Saraybosna'dan döndük... Ayağımızın tozuyla "Ver elini Sincan."
 Darbecilerin yargılandığı mahkemeye giden yol (Adalet Caddesi) oldukça canlı... Organik sebze, köy yumurtası, taze süt, Ankara armudu satanlar.
 Önümüz bayram... Yol boyunca "Kurbanlık bulunur" yazıları.
 Sincan ovası hayvanlarla dolu... Bir kısmı yolda geziniyor. 
 Mahkeme binasının önü... Meydan... Bomboş.
 Büyükşehir, Sincan, Kahramankazan belediyelerinin dinlenme/ ikram mekânlarında kimse yok.
Durakta bekleyen bir şehit yakını yanımıza yaklaşıyor:
-Ne olur daha sık gelin... Siz gelip de yazınca duruşmaları izlemeye gelen çoğalıyor.

***

ACI AMA GERÇEK
Mahkeme salonundayız... "17. Ağır Ceza... Kara Havacılık Davası." 
Salonda 13 dinleyici var.
5'i şehit yakını... Gazi.
8'i sanık yakını.
Gazeteci... "Sadece 1 kişi."
Siyasetçi... "Sıfır."
Söyleyecek söz bulamıyoruz

***

İNKÂR RÜZGÂRI
Duruşmalar... Bildiğiniz gibi.
Savunmalar... Sanki fotokopi... Hep aynı sözler:
-Bilmiyorum... Haberim yok... Darbeci değilim... Masumum... Beraatimi talep ediyorum.

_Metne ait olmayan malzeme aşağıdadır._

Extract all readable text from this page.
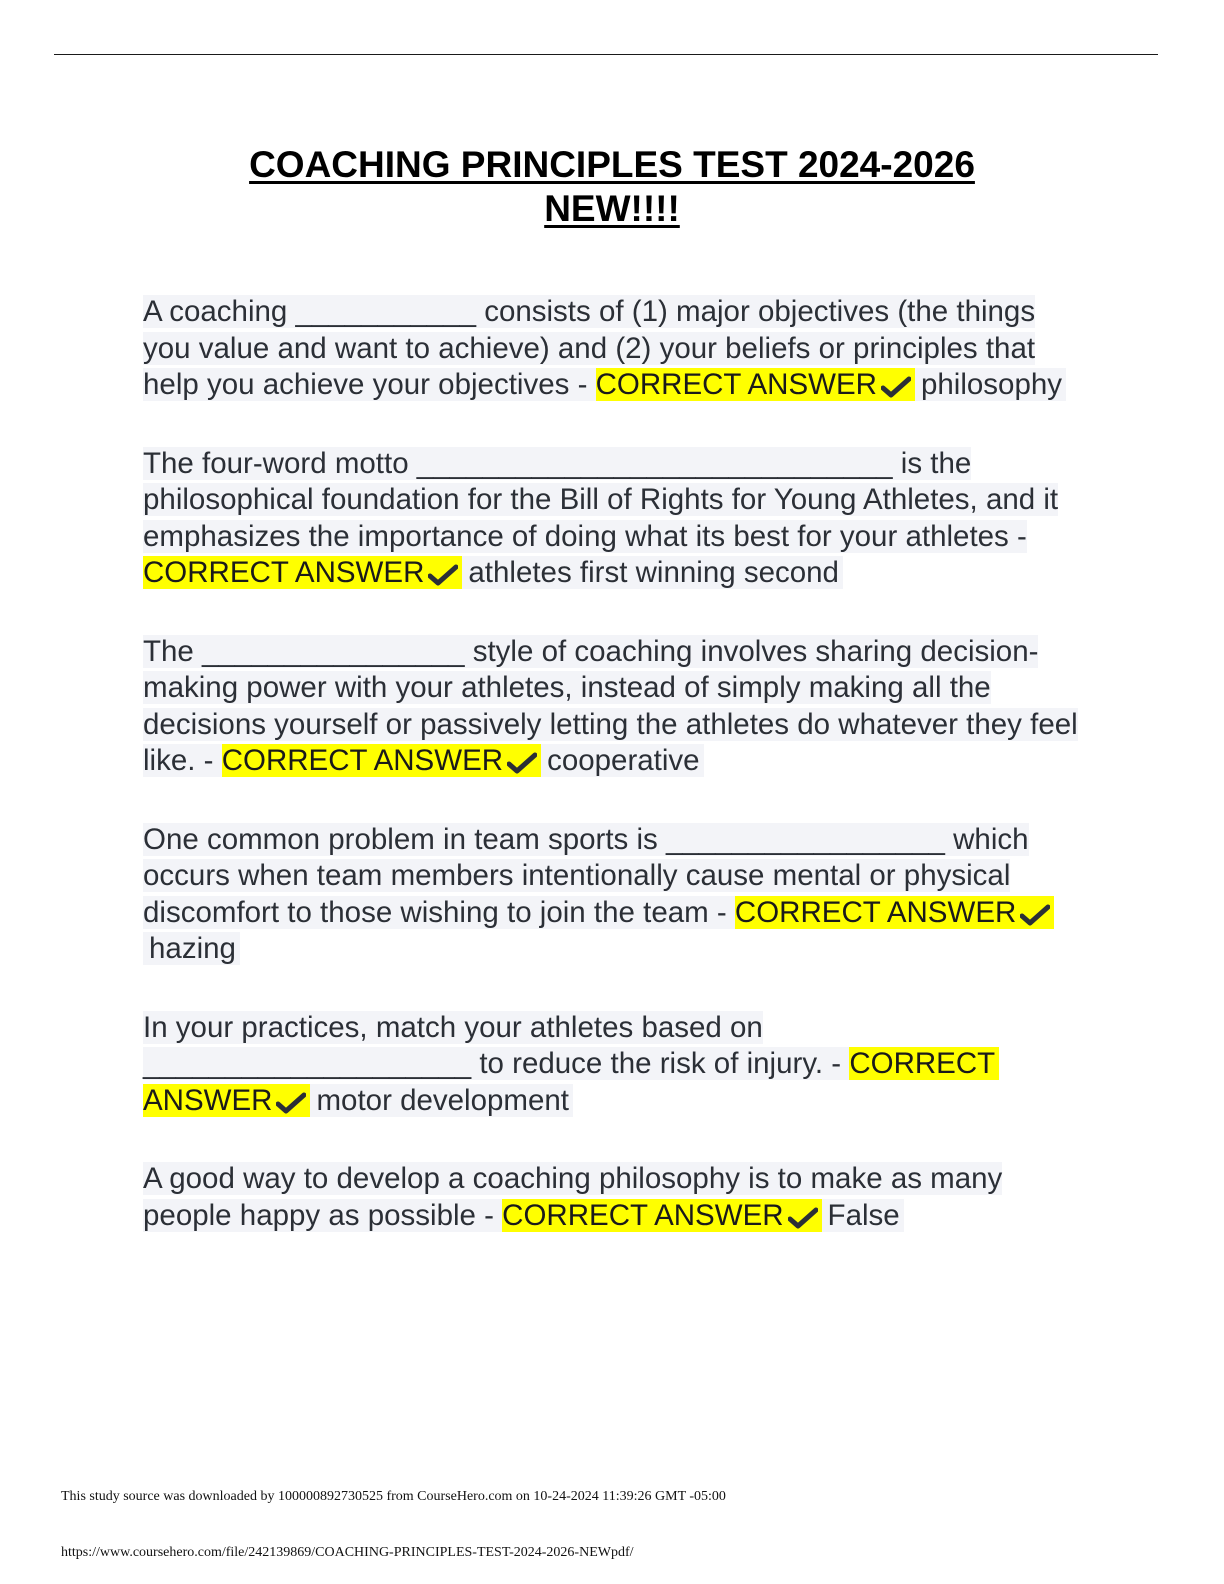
COACHING PRINCIPLES TEST 2024-2026
NEW!!!!
A coaching ___________ consists of (1) major objectives (the things you value and want to achieve) and (2) your beliefs or principles that help you achieve your objectives - CORRECT ANSWER philosophy
The four-word motto _____________________________ is the philosophical foundation for the Bill of Rights for Young Athletes, and it emphasizes the importance of doing what its best for your athletes - CORRECT ANSWER athletes first winning second
The ________________ style of coaching involves sharing decision-making power with your athletes, instead of simply making all the decisions yourself or passively letting the athletes do whatever they feel like. - CORRECT ANSWER cooperative
One common problem in team sports is _________________ which occurs when team members intentionally cause mental or physical discomfort to those wishing to join the team - CORRECT ANSWERhazing
In your practices, match your athletes based on ____________________ to reduce the risk of injury. - CORRECT ANSWER motor development
A good way to develop a coaching philosophy is to make as many people happy as possible - CORRECT ANSWER False
This study source was downloaded by 100000892730525 from CourseHero.com on 10-24-2024 11:39:26 GMT -05:00
https://www.coursehero.com/file/242139869/COACHING-PRINCIPLES-TEST-2024-2026-NEWpdf/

Aklımıza "Geçen yıl" geliyor.
 6 Haziran 2017... "Genelkurmay Çatı Davası."
 Sanıklar yine aynı şeyleri söyleyince... "Görmedim... Duymadım... Darbeci değilim" deyince...
 Mahkeme başkanı dayanamamıştı... "NATO değil, o değil, bu değil, biz mi yaptık bu darbeyi."

***

BÜYÜKLERE MASALLAR
Darbeci komutan... Darbe gecesi... Emrindeki subaya "Emir vermiş."
Emri alan "Başüstüne" demiş.
"Emrin gereğini" yerine getirmiş.
Getirmeseymiş "Emre itaatsizlikten" mahkemeye verilirmiş.
15 Temmuz gecesi yaşananların "Darbe girişimi" olduğundan habersizmiş.
Uçan jetleri, halkın üzerine açılan ateşi "Sonradan öğrenmiş."
Masalı dinlerken uykumuz geliyor... Duruşma salonundan çıkıyoruz.

***

BİNALİ YILDIRIM'A AÇIK MEKTUP
Gazi Meclis'in Sayın Başkanı.
Geçen yasama yılında, milletvekillerinin "Sincan'a... Darbe davalarına" ilgileri zayıftı.
Yeni yasama yılında... Parlamento üyelerinden "Lütfen biraz ilgi."

***

RİCA
Sincan Ceza İnfaz Kurumları Kampüsü oldukça büyük.
9 cezaevi... Binlerce tutuklu.
2 cezaevi daha yapılıyor.
İşte bu Sincan'da "3 binin üzerinde infaz koruma memuru" görev yapıyor.
Yeni cezaevleri de bitince sayı 4 bini bulur.
Mahkemeden çıkarken infaz koruma memurları çevremizi sardılar:
 En düşük gösterge bizim... 2200. 
 Yorucu ve yıpratıcı bir mesleğimiz var. 
 Göstergemizin 3000 olmasını istiyoruz. 
 Sizden çok rica ediyoruz... Ne olur yazın.

***

ONLARI TANIYORSUNUZ
Hain darbe girişimine "Tiyatro" diyenler... İçten içe sevinenler...
Mesut Özil "Erdoğan ile fotoğraf çektirdi diye" linç edilirken, Almanların safında yer alanlar... Mesut Özil'e saldıranlara hak verenler...
İki bakanımıza Amerika tarafından yaptırım uygulanınca "Aman ne iyi oldu" diyenler...
Ve şimdi de Trump'ın keyfi ambargosunu "Sosyal medya mesajlarıyla" destekleyenler...
Dikkat ediyor musunuz?
Hep aynı isimler, aynı çevreler.
Sürpriz değil... "Testi içindekini sızdırır."